Liang and Mackey reported in Vaccine, November 2011, that the FDA has identified critical shortages in vaccines for Hepatitis B, Pediatric and Adult Hepatitis A and Zoster vaccines. Given that more than 175 million adults use the internet for medical information, the researchers say that it is possible that physicians, hospitals, and patients may seek to purchase these vaccines online.

Worldwide, vaccines have been subject to counterfeiting, including the inoculation 60,000 people in Niger with fake meningitis vaccines, and 1,400 people in Texas injected with fake flu vaccine. Counterfeit rabies vaccine was found in China, and fake flu vaccine sold in drugstores in the Philippines. More worrying, the potential for counterfeit vaccines to become rampant grows during disease outbreaks.

Both medical professionals and worried consumers may want to protect themselves and their patients by purchasing vaccines online.

“Yet,” say Liang and Mackey, “online purchasing of medical products is rife with patient safety risks. The criminal element in combination with poor quality, suspect materials, questionable sourcing, diversion, and improper storage create challenges when purchasing pharmaceuticals online.”

This is even truer for vaccines, which require specialized quality control, storage and transportation. Despite authorities’ warnings that purchasing vaccines online is potentially dangerous, more people purchase medicine online every day. Even social media sources like Facebook and Twitter have been penetrated by illicit online drug sellers, adding to the sources of risk for consumers.

Liang and Mackey sought out vaccine sellers online to see if they sold FDA identified scarce vaccines, and if the sellers were accredited by the National Association of Boards of Pharmacy’s VIPPS program.

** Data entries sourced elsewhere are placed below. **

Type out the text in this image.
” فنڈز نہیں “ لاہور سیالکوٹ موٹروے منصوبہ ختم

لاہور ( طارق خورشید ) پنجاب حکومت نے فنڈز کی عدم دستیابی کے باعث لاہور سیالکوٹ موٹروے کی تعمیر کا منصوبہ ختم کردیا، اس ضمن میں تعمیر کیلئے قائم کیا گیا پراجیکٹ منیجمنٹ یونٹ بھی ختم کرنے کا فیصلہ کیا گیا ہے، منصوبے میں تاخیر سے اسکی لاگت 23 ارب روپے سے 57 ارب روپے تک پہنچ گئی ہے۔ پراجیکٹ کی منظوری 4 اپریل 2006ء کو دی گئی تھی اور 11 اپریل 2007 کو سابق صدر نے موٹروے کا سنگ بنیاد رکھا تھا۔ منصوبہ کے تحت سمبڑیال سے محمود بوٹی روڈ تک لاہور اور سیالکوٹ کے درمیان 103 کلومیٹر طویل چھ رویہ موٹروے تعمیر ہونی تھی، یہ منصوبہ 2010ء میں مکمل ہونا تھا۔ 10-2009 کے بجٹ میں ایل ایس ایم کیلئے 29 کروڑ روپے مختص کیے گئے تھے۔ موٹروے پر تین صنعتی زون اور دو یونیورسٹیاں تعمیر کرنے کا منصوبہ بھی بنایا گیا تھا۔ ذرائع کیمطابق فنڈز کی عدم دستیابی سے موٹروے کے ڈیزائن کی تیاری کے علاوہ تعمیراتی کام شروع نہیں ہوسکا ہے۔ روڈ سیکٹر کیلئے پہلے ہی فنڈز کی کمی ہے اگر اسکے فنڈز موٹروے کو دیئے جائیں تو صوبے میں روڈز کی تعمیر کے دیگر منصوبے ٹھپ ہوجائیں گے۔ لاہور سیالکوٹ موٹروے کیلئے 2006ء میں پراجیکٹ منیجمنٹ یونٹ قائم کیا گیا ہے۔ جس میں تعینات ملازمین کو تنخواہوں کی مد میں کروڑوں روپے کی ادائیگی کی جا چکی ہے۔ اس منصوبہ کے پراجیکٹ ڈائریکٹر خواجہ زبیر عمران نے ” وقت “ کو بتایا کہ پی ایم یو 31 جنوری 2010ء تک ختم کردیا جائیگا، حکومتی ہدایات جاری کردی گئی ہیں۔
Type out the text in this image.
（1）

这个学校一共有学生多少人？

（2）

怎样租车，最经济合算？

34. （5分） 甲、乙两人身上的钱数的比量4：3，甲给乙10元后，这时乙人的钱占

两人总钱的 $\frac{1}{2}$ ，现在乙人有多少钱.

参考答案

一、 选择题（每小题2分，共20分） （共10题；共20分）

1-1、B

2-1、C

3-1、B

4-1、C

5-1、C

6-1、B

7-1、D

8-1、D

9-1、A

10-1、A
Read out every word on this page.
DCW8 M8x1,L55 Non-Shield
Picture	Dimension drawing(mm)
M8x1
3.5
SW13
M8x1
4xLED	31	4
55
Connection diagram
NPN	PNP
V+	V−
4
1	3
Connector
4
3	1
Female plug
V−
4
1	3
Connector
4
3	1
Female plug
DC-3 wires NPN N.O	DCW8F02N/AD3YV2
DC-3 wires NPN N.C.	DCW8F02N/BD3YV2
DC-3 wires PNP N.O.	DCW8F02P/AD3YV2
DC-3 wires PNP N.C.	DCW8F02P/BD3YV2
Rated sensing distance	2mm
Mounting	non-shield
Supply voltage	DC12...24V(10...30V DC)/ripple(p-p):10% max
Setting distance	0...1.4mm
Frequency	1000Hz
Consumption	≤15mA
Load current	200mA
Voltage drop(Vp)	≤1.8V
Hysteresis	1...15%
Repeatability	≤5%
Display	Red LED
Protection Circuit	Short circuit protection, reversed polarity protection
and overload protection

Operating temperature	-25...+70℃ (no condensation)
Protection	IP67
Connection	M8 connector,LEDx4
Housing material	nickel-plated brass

Their first surprising conclusion was that all the vaccines subject to shortage were available online. Their second conclusion was that none of the online vendors were VIPPS-accredited. 75% of these sellers were international, and 83% of them were already on the NABP’s Not Recommended Site list. Liang and Mackey found suspect vaccine vendors in Google search results, but also in Facebook and Twitter. Adding to the deception, sellers claimed that these vaccines were over-the-counter medicines available without prescriptions.

Say the researchers, “Such misleading advertisements may induce unknowledgeable persons, particularly patients, to purchase and self-administer without appropriate oversight.”

Then Liang and Mackey expanded their evaluation to cover all vaccines on the WHO Essential Medicines List (EML). Similarly, all the vaccines on the list were available for purchase online, from international sellers that appeared on the NABP Not Recommended Sites list. They even found one website that claimed VIPPS accreditation, but it was false.

“Vaccine shortages may lead some providers and patients to seek out alternative sources, including the Internet. Yet Internet purchasing is inherently dangerous with poor quality and/or counterfeit forms of various types of medicines that have injured and killed unsuspecting patients,” say the researchers.

Liang and Mackey warn that only purchases from online medicine websites that are VIPPS-accredited pharmacies are safe.

But the risks are not just for American consumers. Say Liang and Mackey, “With an estimated 1.7 million children under 5 currently dying worldwide from vaccine-preventable diseases due to low vaccination rates and economic disparities in developing countries, international global health initiatives, such as the Global Alliance for Vaccines and Immunizations, have responded by improving access and have enjoyed boosts in funding. However, an influx of counterfeit products could deal a major setback to these efforts.